Starting at a new school this year, 15-year-old Sergio Peralta had all the typical teenage reasons to be nervous.
He was also trying to keep a secret: a hand that was not fully formed.
“In the first days of school, I honestly felt like hiding my hand,” he told CBS News, the BBC’s US partner. “Like nobody would ever find out.”
Instead, a teacher at his Tennessee high school learnt his secret and assigned his engineering class a project: build Sergio a new hand.
“You’re supposed to be engineering, coming up with new ideas, solving issues,” Hendersonville High School student Leslie Jaramillo told WTVF, a local CBS affiliate. “And just making things better than how they used to be.”

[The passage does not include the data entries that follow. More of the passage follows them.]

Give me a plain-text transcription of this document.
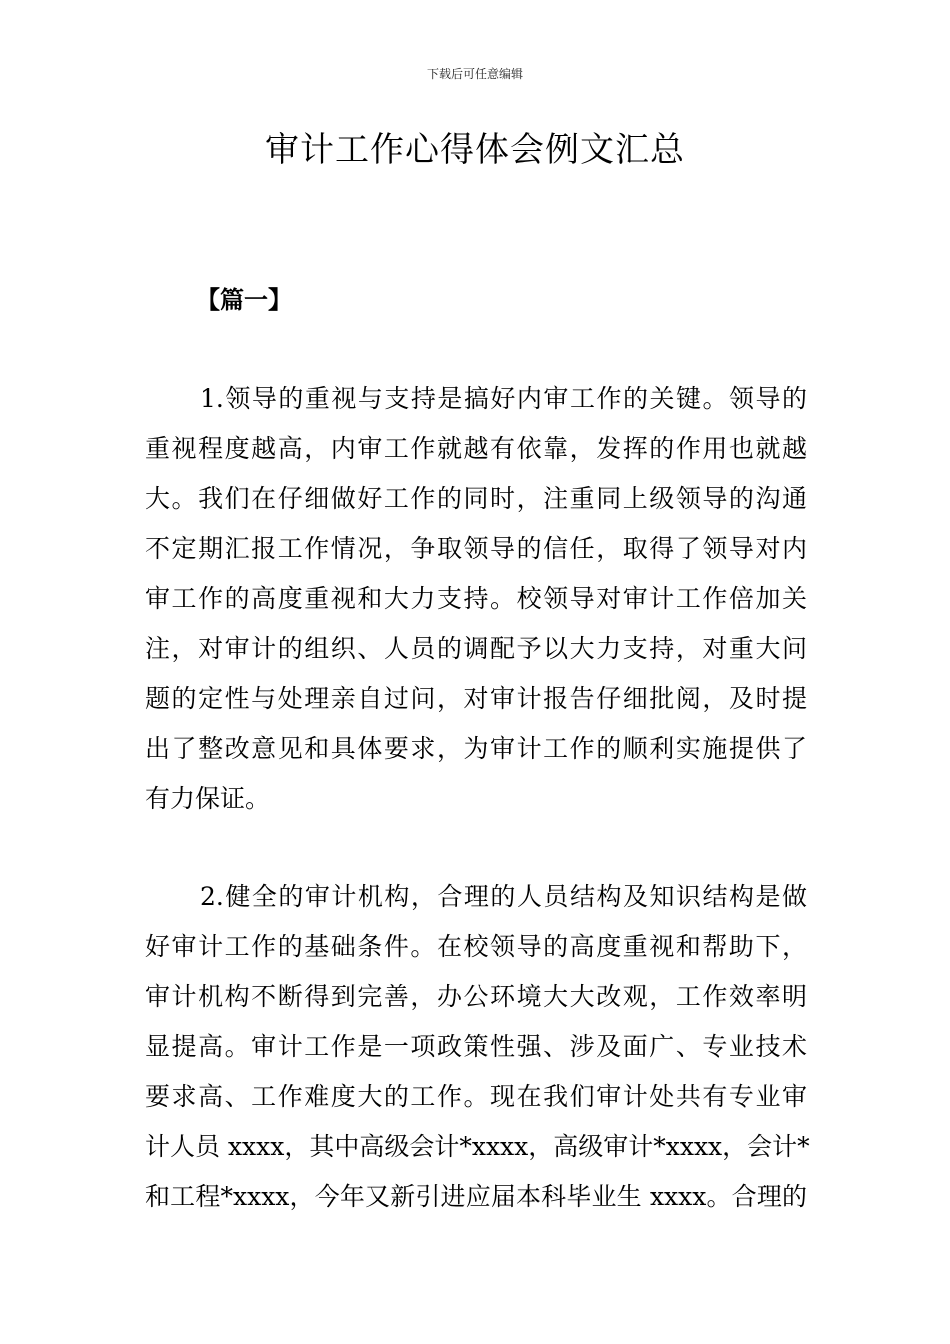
下载后可任意编辑
审计工作心得体会例文汇总
【篇一】
1.领导的重视与支持是搞好内审工作的关键。领导的
重视程度越高，内审工作就越有依靠，发挥的作用也就越
大。我们在仔细做好工作的同时，注重同上级领导的沟通
不定期汇报工作情况，争取领导的信任，取得了领导对内
审工作的高度重视和大力支持。校领导对审计工作倍加关
注，对审计的组织、人员的调配予以大力支持，对重大问
题的定性与处理亲自过问，对审计报告仔细批阅，及时提
出了整改意见和具体要求，为审计工作的顺利实施提供了
有力保证。
2.健全的审计机构，合理的人员结构及知识结构是做
好审计工作的基础条件。在校领导的高度重视和帮助下，
审计机构不断得到完善，办公环境大大改观，工作效率明
显提高。审计工作是一项政策性强、涉及面广、专业技术
要求高、工作难度大的工作。现在我们审计处共有专业审
计人员 xxxx，其中高级会计*xxxx，高级审计*xxxx，会计*
和工程*xxxx，今年又新引进应届本科毕业生 xxxx。合理的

Sergio, born with a right hand that did not fully form, had become used to it. He learnt to write with his left hand and said he could get by with nearly everything else, figuring out techniques for basic tasks like carrying his water bottle from class to class.

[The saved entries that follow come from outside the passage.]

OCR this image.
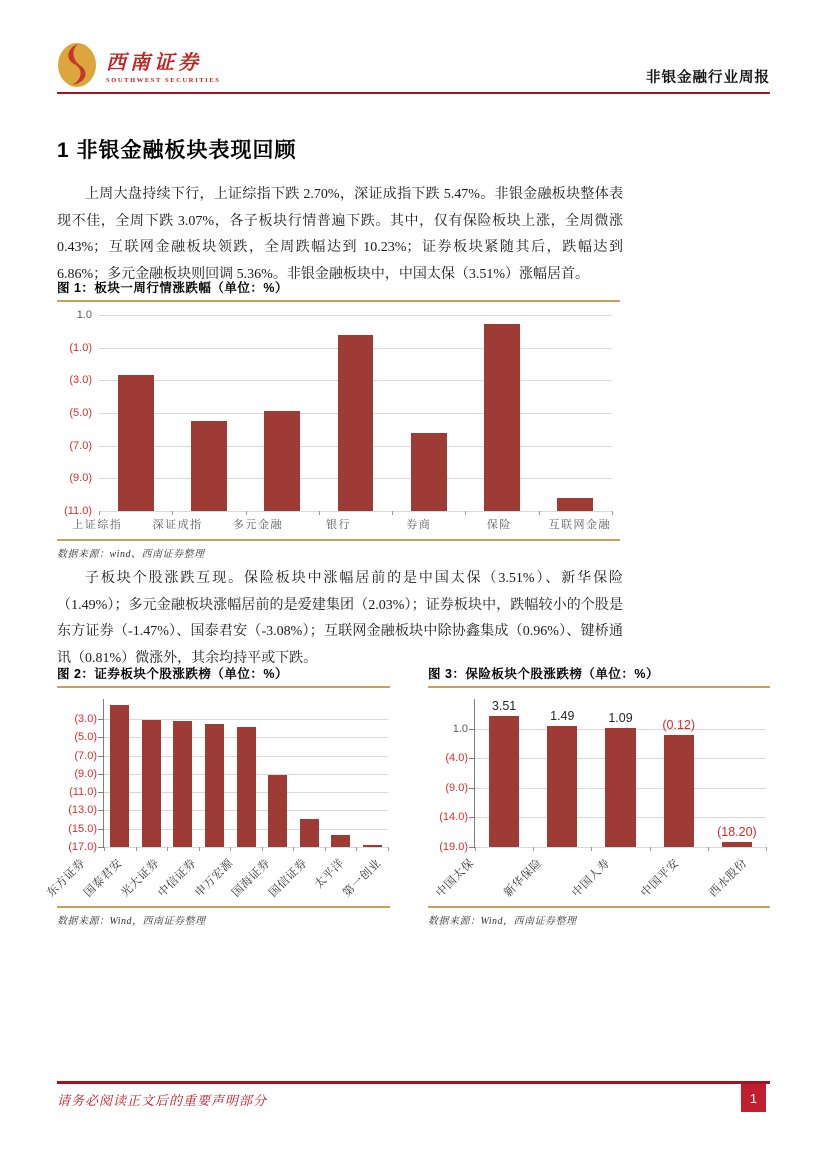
西南证券
SOUTHWEST SECURITIES	非银金融行业周报
1 非银金融板块表现回顾

上周大盘持续下行，上证综指下跌 2.70%，深证成指下跌 5.47%。非银金融板块整体表现不佳，全周下跌 3.07%，各子板块行情普遍下跌。其中，仅有保险板块上涨，全周微涨 0.43%；互联网金融板块领跌，全周跌幅达到 10.23%；证券板块紧随其后，跌幅达到 6.86%；多元金融板块则回调 5.36%。非银金融板块中，中国太保（3.51%）涨幅居首。

图 1：板块一周行情涨跌幅（单位：%）
1.0
(1.0)
(3.0)
(5.0)
(7.0)
(9.0)
(11.0)
上证综指	深证成指	多元金融	银行	券商	保险	互联网金融
数据来源：wind、西南证券整理

子板块个股涨跌互现。保险板块中涨幅居前的是中国太保（3.51%）、新华保险（1.49%）；多元金融板块涨幅居前的是爱建集团（2.03%）；证券板块中，跌幅较小的个股是东方证券（-1.47%）、国泰君安（-3.08%）；互联网金融板块中除协鑫集成（0.96%）、键桥通讯（0.81%）微涨外，其余均持平或下跌。

图 2：证券板块个股涨跌榜（单位：%）
(3.0)
(5.0)
(7.0)
(9.0)
(11.0)
(13.0)
(15.0)
(17.0)
东方证券
国泰君安
光大证券
中信证券
申万宏源
国海证券
国信证券 太平洋
第一创业
数据来源：Wind，西南证券整理
图 3：保险板块个股涨跌榜（单位：%）
1.0
(4.0)
(9.0)
(14.0)
(19.0)
3.51
1.49	1.09
(0.12)
(18.20)
中国太保 新华保险 中国人寿 中国平安 西水股份
数据来源：Wind，西南证券整理
请务必阅读正文后的重要声明部分	1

The suggestion from his classmates at his school in Hendersonville, 30 minutes northeast of Nashville, came as a happy surprise.
“They ended up offering me, like, ‘We could build your prosthetic hand’, and I never expected it,” Sergio told CBS. “Like, never in a million years.”
Jeff Wilkins’ class, Engineering: Design and Development, was designed to take the theoretical “and turn it into reality”, Henderson High School principal Bob Cotter told the BBC.
Sergio’s robotic hand “is a testament to the students we have here who care about each other and the programme that Jeff Wilkins has built,” he said.
The small class of students spent four weeks designing, 3D printing and sizing the prototype to Sergio’s hand, and becoming friends in the process.
After a month of work, they put his hand to test with a game of catch, a hobby that was once out of reach.